鋭利な上タングステン製で磨り減りにくく,模型用ケガキ針としては私の知る限り最高の性能を持っているのではないでしょうか。
針が長いため,先端が少々ぶれやすいのが難点です。
一番上がハセガワの「筋彫り用エッチングノコ」です。
BMCタガネで筋彫りをし,サフを吹いた後で更に筋彫りを深く,細く掘るために使います。
0.1ミリ厚で,一定の厚さのまま細く深い筋が彫れますが,手が痛くなったり,ふにゃふにゃと曲がりやすかったりするため,作業効率はあまり高くありません。
BMCタガネ導入後は大分楽になりましたが,それ以前はこれで一から筋彫りをしていたため,手が腱鞘炎になりそうなくらいでした。
作業性向上のために雲母堂本舗の筋彫り用具が欲しいのですが,品薄のため未だ入手できていません。

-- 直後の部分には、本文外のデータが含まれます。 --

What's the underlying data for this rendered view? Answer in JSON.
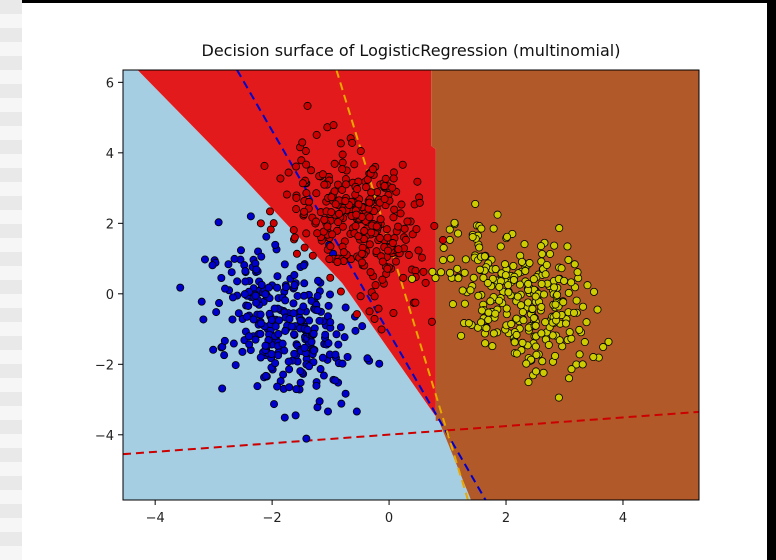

筋彫りについては,下記サイトが非常に参考になります。
http://white.sakura.ne.jp/~first_fast/Column/31.htm
スリットは新造するのではなく,掘り込んで対処しました。
写真上半分と下半分とで,溝の深さが違っているのがお分かりいただけるでしょうか。
と,ここまでが,レジンキットを作る場合の私の一般的な下ごしらえで,この後塗装に進むわけなのですが,やはり気になる部分があるので,もう少し塗装前の作業が必要なようです。